Viele Menschen suchen nach einem Zugang, wie sie sich selbst verstehen und ihr Verhalten in Beziehungen besser erklären können. Sie gehen immer weiter ins Unbewusste hinein. Sie versuchen, sich einen Weg durch ihre seelischen Wirrungen und Empfindungen zu bahnen. Der Weg führt sie zu Empfängnis und Geburt zurück. Ein Blick in die Fachliteratur dazu zeigt: Die Liste möglicher Verletzungen und Krisen, die sich vor und bei der Geburt traumatisch auswirken können, ist lang. Kann man ihnen überhaupt entgehen? Man könnte angesichts der möglichen Schrecken fast daran zweifeln, ob es ein gefahrloses, glückliches Geborenwerden und In-die-Welt-Hineinkommen geben kann.

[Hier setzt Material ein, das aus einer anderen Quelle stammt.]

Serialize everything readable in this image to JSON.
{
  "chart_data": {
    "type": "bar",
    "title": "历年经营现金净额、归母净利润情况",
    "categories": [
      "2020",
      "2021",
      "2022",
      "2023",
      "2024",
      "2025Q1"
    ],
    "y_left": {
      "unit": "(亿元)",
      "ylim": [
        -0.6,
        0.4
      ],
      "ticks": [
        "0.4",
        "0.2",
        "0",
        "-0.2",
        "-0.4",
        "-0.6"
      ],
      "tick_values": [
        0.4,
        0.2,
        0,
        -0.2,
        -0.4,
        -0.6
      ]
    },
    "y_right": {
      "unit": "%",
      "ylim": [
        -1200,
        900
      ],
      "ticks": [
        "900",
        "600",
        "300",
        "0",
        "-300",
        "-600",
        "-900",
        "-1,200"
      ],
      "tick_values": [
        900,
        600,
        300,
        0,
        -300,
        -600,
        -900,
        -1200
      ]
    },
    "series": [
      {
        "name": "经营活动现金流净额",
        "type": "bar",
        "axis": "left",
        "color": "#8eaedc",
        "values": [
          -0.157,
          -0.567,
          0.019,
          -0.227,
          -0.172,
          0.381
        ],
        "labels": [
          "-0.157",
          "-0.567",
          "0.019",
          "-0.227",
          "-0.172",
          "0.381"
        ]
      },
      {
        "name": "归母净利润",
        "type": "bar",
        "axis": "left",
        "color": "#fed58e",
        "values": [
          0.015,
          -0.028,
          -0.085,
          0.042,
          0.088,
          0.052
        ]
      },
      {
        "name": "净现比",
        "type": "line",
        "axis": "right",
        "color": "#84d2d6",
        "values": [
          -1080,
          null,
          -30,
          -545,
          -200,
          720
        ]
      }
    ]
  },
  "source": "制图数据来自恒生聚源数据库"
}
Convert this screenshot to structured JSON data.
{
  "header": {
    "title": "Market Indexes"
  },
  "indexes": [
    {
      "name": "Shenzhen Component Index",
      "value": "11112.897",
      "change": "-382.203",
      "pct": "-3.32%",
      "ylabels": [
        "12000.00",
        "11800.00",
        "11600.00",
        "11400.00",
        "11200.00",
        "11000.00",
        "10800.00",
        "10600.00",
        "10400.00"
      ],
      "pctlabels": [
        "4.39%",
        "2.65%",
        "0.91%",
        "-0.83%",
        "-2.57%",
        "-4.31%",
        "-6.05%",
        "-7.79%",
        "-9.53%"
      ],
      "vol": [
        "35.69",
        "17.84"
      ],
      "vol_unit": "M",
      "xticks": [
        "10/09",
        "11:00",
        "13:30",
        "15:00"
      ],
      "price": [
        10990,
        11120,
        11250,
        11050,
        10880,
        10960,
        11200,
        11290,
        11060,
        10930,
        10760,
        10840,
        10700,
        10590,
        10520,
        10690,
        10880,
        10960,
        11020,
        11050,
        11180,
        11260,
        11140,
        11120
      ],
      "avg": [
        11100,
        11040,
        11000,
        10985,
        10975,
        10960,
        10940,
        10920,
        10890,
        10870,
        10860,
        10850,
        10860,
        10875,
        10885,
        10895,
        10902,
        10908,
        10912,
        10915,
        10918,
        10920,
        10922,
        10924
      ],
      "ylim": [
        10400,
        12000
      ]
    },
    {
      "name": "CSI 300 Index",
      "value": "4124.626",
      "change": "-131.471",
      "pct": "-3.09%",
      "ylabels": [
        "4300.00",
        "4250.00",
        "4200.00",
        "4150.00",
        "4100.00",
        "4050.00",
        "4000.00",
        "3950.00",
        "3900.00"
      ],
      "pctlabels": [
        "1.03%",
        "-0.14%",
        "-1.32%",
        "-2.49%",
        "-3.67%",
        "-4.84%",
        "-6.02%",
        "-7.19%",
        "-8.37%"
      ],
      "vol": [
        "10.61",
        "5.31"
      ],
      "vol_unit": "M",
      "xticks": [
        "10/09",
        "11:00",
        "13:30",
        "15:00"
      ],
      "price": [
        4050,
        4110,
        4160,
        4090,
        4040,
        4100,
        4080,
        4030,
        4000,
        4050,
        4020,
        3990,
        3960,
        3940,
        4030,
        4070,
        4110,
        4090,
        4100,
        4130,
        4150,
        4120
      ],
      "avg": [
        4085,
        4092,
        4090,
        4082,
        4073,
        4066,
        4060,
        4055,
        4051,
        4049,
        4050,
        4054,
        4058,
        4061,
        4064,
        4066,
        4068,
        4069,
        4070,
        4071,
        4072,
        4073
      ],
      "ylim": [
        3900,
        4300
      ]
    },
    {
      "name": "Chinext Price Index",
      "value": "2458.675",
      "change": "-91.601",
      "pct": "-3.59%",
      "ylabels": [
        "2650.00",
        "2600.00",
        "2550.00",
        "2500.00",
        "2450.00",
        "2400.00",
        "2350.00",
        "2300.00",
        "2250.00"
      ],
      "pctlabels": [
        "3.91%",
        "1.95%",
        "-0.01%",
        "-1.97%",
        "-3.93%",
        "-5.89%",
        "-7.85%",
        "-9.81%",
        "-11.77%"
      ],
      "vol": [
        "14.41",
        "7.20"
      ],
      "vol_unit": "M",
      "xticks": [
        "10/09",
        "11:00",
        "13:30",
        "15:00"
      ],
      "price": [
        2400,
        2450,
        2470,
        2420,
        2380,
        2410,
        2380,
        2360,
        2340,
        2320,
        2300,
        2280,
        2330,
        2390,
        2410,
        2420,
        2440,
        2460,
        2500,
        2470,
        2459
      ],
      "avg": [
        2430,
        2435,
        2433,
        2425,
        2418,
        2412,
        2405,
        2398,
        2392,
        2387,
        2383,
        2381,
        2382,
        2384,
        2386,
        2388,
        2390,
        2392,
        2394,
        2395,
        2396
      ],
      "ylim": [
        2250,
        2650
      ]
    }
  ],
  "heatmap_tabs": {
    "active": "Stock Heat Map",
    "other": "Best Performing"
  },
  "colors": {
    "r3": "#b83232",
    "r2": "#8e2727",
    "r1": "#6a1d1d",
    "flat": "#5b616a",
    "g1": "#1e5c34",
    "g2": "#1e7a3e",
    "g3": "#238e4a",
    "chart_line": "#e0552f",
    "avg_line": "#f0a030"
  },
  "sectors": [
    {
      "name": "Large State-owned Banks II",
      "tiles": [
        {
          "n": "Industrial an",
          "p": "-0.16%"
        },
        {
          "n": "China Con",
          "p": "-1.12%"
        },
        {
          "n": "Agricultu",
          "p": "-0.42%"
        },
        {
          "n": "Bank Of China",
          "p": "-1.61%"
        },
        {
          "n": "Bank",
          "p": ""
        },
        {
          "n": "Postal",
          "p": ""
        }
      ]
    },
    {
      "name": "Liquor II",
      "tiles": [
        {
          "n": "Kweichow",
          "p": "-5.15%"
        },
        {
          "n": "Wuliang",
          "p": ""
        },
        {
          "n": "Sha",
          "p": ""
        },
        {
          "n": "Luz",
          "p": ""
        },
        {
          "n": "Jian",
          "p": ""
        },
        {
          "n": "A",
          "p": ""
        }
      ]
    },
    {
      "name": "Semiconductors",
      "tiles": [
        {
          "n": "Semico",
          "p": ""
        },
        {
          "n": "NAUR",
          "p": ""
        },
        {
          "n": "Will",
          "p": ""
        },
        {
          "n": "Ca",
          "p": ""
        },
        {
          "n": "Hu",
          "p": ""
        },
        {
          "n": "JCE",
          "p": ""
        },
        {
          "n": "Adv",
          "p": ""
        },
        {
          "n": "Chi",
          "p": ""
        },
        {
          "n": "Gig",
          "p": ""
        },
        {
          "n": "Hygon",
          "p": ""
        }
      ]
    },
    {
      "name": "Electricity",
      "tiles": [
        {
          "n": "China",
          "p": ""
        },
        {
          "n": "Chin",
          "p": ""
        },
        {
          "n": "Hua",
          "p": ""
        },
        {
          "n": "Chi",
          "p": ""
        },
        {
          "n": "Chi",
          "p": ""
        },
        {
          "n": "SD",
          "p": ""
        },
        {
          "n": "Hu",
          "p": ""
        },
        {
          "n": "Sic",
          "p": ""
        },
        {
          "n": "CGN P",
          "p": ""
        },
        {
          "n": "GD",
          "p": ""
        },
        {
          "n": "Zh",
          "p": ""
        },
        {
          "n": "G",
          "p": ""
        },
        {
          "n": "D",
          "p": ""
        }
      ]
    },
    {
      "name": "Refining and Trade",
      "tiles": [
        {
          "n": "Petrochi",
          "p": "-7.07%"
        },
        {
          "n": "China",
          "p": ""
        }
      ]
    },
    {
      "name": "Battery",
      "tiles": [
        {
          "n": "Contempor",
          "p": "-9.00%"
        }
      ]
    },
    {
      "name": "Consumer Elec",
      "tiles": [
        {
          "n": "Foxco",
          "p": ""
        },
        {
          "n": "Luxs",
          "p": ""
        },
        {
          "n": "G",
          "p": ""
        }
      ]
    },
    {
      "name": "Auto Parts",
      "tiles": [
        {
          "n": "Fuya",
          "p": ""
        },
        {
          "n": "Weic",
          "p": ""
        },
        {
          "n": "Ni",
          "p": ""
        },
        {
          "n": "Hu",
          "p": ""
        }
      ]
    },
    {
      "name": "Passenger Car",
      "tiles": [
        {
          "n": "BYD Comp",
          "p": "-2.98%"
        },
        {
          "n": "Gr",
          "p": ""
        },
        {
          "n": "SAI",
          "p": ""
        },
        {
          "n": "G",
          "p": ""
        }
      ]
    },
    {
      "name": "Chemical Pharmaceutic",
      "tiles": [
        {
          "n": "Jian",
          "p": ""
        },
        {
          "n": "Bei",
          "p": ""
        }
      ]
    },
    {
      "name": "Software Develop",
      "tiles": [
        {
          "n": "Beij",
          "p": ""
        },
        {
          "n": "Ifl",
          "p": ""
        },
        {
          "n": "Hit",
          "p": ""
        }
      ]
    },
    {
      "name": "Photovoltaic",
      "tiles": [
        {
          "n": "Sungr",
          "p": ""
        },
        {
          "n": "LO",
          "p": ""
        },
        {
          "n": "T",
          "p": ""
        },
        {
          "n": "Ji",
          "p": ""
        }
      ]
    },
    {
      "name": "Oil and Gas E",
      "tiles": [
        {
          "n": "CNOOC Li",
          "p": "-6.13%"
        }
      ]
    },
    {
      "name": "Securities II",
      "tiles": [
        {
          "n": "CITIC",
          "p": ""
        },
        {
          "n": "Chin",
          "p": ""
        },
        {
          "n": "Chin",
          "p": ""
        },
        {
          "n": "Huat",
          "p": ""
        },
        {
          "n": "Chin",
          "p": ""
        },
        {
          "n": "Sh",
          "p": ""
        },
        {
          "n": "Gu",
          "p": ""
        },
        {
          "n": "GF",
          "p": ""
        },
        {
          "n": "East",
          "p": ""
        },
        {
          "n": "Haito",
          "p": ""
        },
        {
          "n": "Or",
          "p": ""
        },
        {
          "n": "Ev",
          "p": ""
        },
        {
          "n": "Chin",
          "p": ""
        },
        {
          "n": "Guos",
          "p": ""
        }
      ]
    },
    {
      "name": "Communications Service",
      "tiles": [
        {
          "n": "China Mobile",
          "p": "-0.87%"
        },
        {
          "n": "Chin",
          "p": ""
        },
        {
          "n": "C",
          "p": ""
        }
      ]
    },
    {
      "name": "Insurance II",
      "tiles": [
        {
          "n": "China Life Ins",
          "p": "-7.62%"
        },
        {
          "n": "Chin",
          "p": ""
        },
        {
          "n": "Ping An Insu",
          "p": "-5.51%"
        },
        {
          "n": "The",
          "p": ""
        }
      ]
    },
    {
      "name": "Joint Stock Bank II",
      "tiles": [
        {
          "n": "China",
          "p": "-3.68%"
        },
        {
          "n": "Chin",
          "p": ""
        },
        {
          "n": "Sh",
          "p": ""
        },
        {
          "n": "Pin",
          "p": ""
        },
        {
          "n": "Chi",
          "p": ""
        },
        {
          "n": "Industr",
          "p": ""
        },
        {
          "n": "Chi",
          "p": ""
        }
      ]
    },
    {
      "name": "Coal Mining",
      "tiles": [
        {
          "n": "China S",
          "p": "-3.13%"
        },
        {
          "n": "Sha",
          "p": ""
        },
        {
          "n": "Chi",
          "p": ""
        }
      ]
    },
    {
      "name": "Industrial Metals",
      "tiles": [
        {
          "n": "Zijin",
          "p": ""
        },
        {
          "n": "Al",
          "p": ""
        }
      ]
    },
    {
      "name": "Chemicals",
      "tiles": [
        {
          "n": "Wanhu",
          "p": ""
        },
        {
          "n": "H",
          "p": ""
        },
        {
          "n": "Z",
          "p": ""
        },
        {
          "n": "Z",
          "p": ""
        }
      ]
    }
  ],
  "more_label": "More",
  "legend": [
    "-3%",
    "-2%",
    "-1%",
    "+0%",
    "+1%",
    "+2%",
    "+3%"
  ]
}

Geborenwerden ist also riskant, nicht nur als biologischer Prozess, sondern auch als psychischer Weg. Diese Erkenntnis der Traumaforschung geht davon aus, dass der Mensch ein Wesen ist, das nicht einfach als Solitär in die Welt hineingeworfen wird. Er ist abhängig von anderen und von den Verhältnissen, in denen er lebt. Damit ist er nicht nur von Beziehungen gehalten, sondern eben auch gefährdet, wenn diese bedrohlich sind.
Anscheinend ist sich schon der Psalmbeter im 139. Psalm der Bibel der Anfänge des Geborenwerdens bewusst. Er staunt darüber, wie unglaublich wunderbar er geschaffen ist: „Ich hatte noch keine Gestalt gewonnen, da sahen deine Augen schon mein Wesen.“ (Ps.139,16). Ich finde, das ist ein tröstlicher Gedanke. Dass der Mensch nicht im All verloren und nicht an die menschlichen Bedingungen ausgeliefert ist, sondern dass Gott da ist, auch schon vor und im Geborenwerden.
Wer war ich, bevor ich mich kannte? Die Antwort der Bibel heißt: Fürchte dich nicht. Du warst Gottes Kind, von Anfang an.